Why using a broad range regex for PII may cause issues with any intent identification (Bot not responding after enabling PII)

swagata.sengupta · January 25, 2022, 11:29am

Problem
I am setting a broad range PII pattern (like “\w” ). Then no utterance is being identified by the bot.

Explanation
Let us understand what a PII is - It is Personally Identifiable Information. Example - emails, SSN., etc. There is a difference between sensitive information and personally identifiable information. A password is sensitive but it does not identify a user on its own.
In a conversational world, a PII can be used as input to the bot at any given time. Users may enter an email even when the bot is not asking for it (not at an email entity prompt). Should the bot not identify it as a PII then? So, this is how the Kore.ai platform deals with PII - When PII is enabled, all inputs are ‘first’ sent to the PII engine for validation against defined PII. No matter the user is at the right entity prompt or not, the PII engine would identify the input if there is any PII pattern that matches and will return an obfuscated/redacted form to the NLP engine.

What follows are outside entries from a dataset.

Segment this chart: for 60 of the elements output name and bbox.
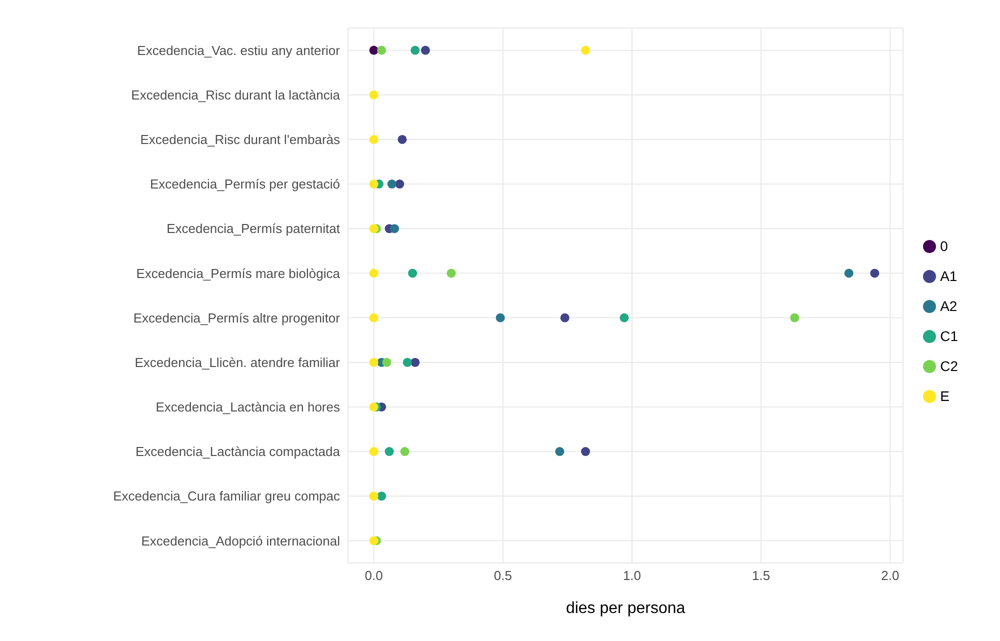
y-tick-label: Excedencia_Permís altre progenitor	[133, 310, 341, 326]
y-tick-label: Excedencia_Permís mare biològica	[136, 266, 341, 281]
point	[560, 313, 570, 322]
y-tick-label: Excedencia_Cura familiar greu compac	[113, 488, 340, 504]
y-tick-label: Excedencia_Risc durant l'embaràs	[140, 132, 340, 148]
point	[395, 180, 404, 189]
point	[369, 268, 378, 278]
point	[410, 46, 420, 55]
point	[369, 46, 378, 55]
legend-label: C1	[940, 328, 958, 344]
legend-label: A2	[940, 298, 958, 314]
point	[620, 313, 629, 322]
point	[420, 46, 430, 55]
point	[369, 536, 378, 546]
point	[369, 90, 378, 100]
point	[790, 313, 800, 322]
y-tick-label: Excedencia_Lactància en hores	[156, 400, 340, 415]
point	[844, 268, 854, 278]
legend-label: E	[940, 388, 950, 404]
x-tick-label: 1.0	[622, 568, 642, 584]
y-tick-label: Excedencia_Llicèn. atendre familiar	[134, 354, 341, 370]
point	[870, 268, 880, 278]
x-tick-label: 0.0	[364, 568, 383, 584]
point	[496, 313, 505, 322]
y-tick-label: Excedencia_Permís per gestació	[150, 176, 340, 192]
point	[369, 492, 378, 501]
y-tick-label: Excedencia_Adopció internacional	[141, 533, 340, 548]
point	[377, 492, 386, 501]
legend-label: A1	[940, 268, 958, 284]
point	[410, 358, 420, 367]
legend-label: 0	[940, 238, 948, 254]
y-tick-label: Excedencia_Vac. estiu any anterior	[137, 42, 341, 58]
y-tick-label: Excedencia_Permís paternitat	[166, 221, 340, 236]
point	[377, 46, 386, 55]
point	[581, 46, 590, 55]
point	[555, 447, 564, 456]
x-tick-label: 1.5	[752, 568, 770, 584]
x-tick-label: 2.0	[881, 568, 900, 584]
point	[369, 180, 378, 189]
point	[369, 402, 378, 412]
point	[369, 447, 378, 456]
point	[400, 447, 410, 456]
point	[408, 268, 418, 278]
point	[369, 313, 378, 322]
point	[369, 134, 378, 144]
point	[446, 268, 456, 278]
point	[369, 224, 378, 234]
x-axis-title: dies per persona	[566, 600, 686, 617]
point	[382, 358, 392, 367]
point	[387, 180, 396, 189]
legend-label: C2	[940, 358, 958, 374]
y-tick-label: Excedencia_Risc durant la lactància	[131, 87, 341, 102]
x-tick-label: 0.5	[494, 568, 512, 584]
point	[384, 447, 394, 456]
point	[402, 358, 412, 367]
point	[581, 447, 590, 456]
y-tick-label: Excedencia_Lactància compactada	[135, 444, 341, 460]
point	[390, 224, 399, 234]
point	[398, 134, 407, 144]
point	[369, 358, 378, 367]
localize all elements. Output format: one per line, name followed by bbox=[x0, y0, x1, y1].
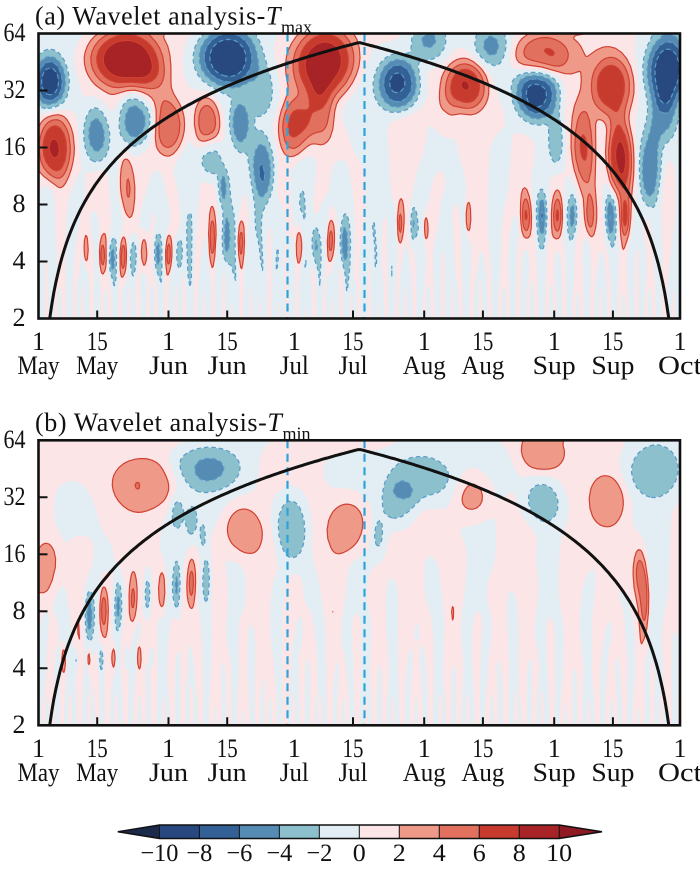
svg-text:1: 1 bbox=[162, 327, 175, 356]
svg-text:May: May bbox=[18, 351, 60, 380]
svg-text:Sup: Sup bbox=[591, 351, 634, 380]
svg-text:−6: −6 bbox=[226, 840, 252, 867]
svg-text:Jul: Jul bbox=[339, 758, 368, 787]
svg-text:1: 1 bbox=[418, 327, 431, 356]
svg-text:1: 1 bbox=[162, 734, 175, 763]
svg-text:8: 8 bbox=[13, 596, 26, 625]
svg-text:0: 0 bbox=[353, 840, 366, 867]
svg-text:May: May bbox=[76, 758, 118, 787]
svg-text:Jul: Jul bbox=[280, 351, 309, 380]
svg-text:1: 1 bbox=[674, 734, 687, 763]
svg-text:Aug: Aug bbox=[403, 758, 446, 787]
svg-text:−10: −10 bbox=[140, 840, 178, 867]
svg-text:1: 1 bbox=[548, 327, 561, 356]
svg-text:1: 1 bbox=[32, 327, 45, 356]
svg-text:1: 1 bbox=[32, 734, 45, 763]
svg-text:4: 4 bbox=[13, 246, 26, 275]
svg-text:4: 4 bbox=[13, 653, 26, 682]
svg-text:2: 2 bbox=[13, 710, 26, 739]
svg-text:15: 15 bbox=[87, 327, 108, 356]
svg-text:Sup: Sup bbox=[591, 758, 634, 787]
svg-text:Sup: Sup bbox=[533, 758, 576, 787]
svg-text:4: 4 bbox=[433, 840, 447, 867]
svg-text:15: 15 bbox=[472, 734, 493, 763]
svg-text:1: 1 bbox=[674, 327, 687, 356]
svg-text:Aug: Aug bbox=[461, 758, 504, 787]
svg-text:Aug: Aug bbox=[461, 351, 504, 380]
svg-text:64: 64 bbox=[4, 18, 26, 47]
svg-text:Jul: Jul bbox=[339, 351, 368, 380]
svg-text:32: 32 bbox=[4, 482, 26, 511]
svg-text:−4: −4 bbox=[266, 840, 292, 867]
svg-text:Sup: Sup bbox=[533, 351, 576, 380]
svg-text:15: 15 bbox=[217, 734, 238, 763]
svg-text:May: May bbox=[18, 758, 60, 787]
svg-text:2: 2 bbox=[13, 303, 26, 332]
svg-text:Jul: Jul bbox=[280, 758, 309, 787]
svg-text:2: 2 bbox=[393, 840, 406, 867]
svg-text:1: 1 bbox=[548, 734, 561, 763]
svg-text:Aug: Aug bbox=[403, 351, 446, 380]
svg-text:Oct: Oct bbox=[658, 758, 700, 787]
svg-text:8: 8 bbox=[513, 840, 526, 867]
svg-text:15: 15 bbox=[343, 327, 364, 356]
svg-text:15: 15 bbox=[87, 734, 108, 763]
svg-text:Jun: Jun bbox=[208, 351, 247, 380]
svg-text:15: 15 bbox=[343, 734, 364, 763]
svg-text:−2: −2 bbox=[306, 840, 332, 867]
svg-text:1: 1 bbox=[418, 734, 431, 763]
svg-text:16: 16 bbox=[4, 539, 26, 568]
svg-text:May: May bbox=[76, 351, 118, 380]
svg-text:−8: −8 bbox=[186, 840, 212, 867]
svg-text:15: 15 bbox=[472, 327, 493, 356]
svg-text:Jun: Jun bbox=[149, 758, 188, 787]
svg-text:32: 32 bbox=[4, 75, 26, 104]
svg-text:16: 16 bbox=[4, 132, 26, 161]
svg-text:15: 15 bbox=[602, 734, 623, 763]
svg-text:15: 15 bbox=[602, 327, 623, 356]
svg-text:1: 1 bbox=[288, 734, 301, 763]
svg-text:10: 10 bbox=[546, 840, 572, 867]
svg-text:Jun: Jun bbox=[208, 758, 247, 787]
svg-text:8: 8 bbox=[13, 189, 26, 218]
svg-text:Jun: Jun bbox=[149, 351, 188, 380]
svg-text:64: 64 bbox=[4, 425, 26, 454]
svg-text:6: 6 bbox=[473, 840, 486, 867]
svg-text:1: 1 bbox=[288, 327, 301, 356]
svg-text:Oct: Oct bbox=[658, 351, 700, 380]
svg-text:15: 15 bbox=[217, 327, 238, 356]
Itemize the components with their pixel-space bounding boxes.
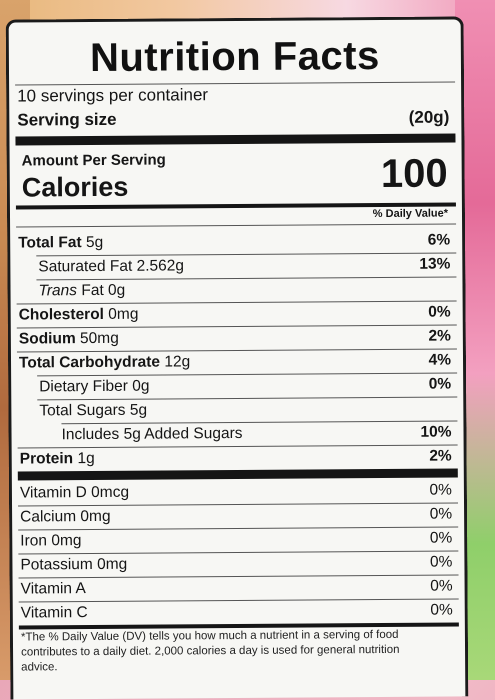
divider bbox=[37, 396, 458, 401]
dv-value: 4% bbox=[428, 351, 452, 369]
divider bbox=[37, 372, 458, 377]
nutrition-facts-label: Nutrition Facts 10 servings per containe… bbox=[5, 16, 469, 700]
divider bbox=[18, 574, 459, 579]
vitamin-row-vitamin-d: Vitamin D 0mcg 0% bbox=[19, 481, 452, 502]
daily-value-header: % Daily Value* bbox=[372, 207, 449, 221]
dv-value: 0% bbox=[429, 529, 453, 547]
divider bbox=[17, 444, 458, 449]
divider bbox=[61, 420, 458, 425]
label-title: Nutrition Facts bbox=[89, 33, 380, 81]
serving-size-row: Serving size (20g) bbox=[17, 108, 449, 131]
dv-value: 0% bbox=[428, 303, 451, 321]
dv-value: 2% bbox=[429, 447, 452, 465]
divider bbox=[18, 502, 459, 507]
dv-value: 0% bbox=[430, 577, 453, 595]
dv-value: 2% bbox=[428, 327, 451, 345]
dv-value: 0% bbox=[428, 375, 452, 393]
dv-value: 13% bbox=[419, 255, 451, 273]
divider bbox=[16, 324, 457, 329]
thick-divider bbox=[17, 468, 458, 481]
thick-divider bbox=[15, 133, 456, 146]
serving-size-value: (20g) bbox=[408, 107, 450, 127]
dv-value: 0% bbox=[429, 553, 453, 571]
divider bbox=[36, 276, 457, 281]
dv-value: 0% bbox=[430, 601, 453, 619]
divider bbox=[16, 223, 457, 228]
serving-size-label: Serving size bbox=[17, 109, 117, 130]
footnote: *The % Daily Value (DV) tells you how mu… bbox=[20, 628, 400, 674]
divider bbox=[16, 348, 457, 353]
divider bbox=[18, 526, 459, 531]
divider bbox=[36, 252, 457, 257]
divider bbox=[18, 550, 459, 555]
dv-value: 10% bbox=[420, 423, 452, 441]
amount-per-serving: Amount Per Serving bbox=[21, 151, 166, 170]
calories-value: 100 bbox=[380, 151, 448, 196]
calories-label: Calories bbox=[21, 171, 129, 203]
divider bbox=[18, 598, 459, 603]
nutrient-row-added-sugars: Includes 5g Added Sugars 10% bbox=[61, 423, 452, 444]
divider bbox=[16, 300, 457, 305]
servings-per-container: 10 servings per container bbox=[17, 85, 209, 106]
nutrient-row-total-fat: Total Fat 5g 6% bbox=[18, 231, 451, 252]
divider bbox=[15, 81, 456, 86]
dv-value: 0% bbox=[429, 481, 452, 499]
dv-value: 6% bbox=[427, 231, 451, 249]
dv-value: 0% bbox=[429, 505, 453, 523]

If you now use a very broad pattern like \w to match any entity you may have configured for the PII, all utterances will be matched against it. When any of the PII regex is so broad that it can capture hello Hi and other utterances, it masks everything and sends it to the platform for further processing. And the user may perceive the platform to be broken.

So, we recommend using a very specific regex pattern for any entity if you MUST use PII.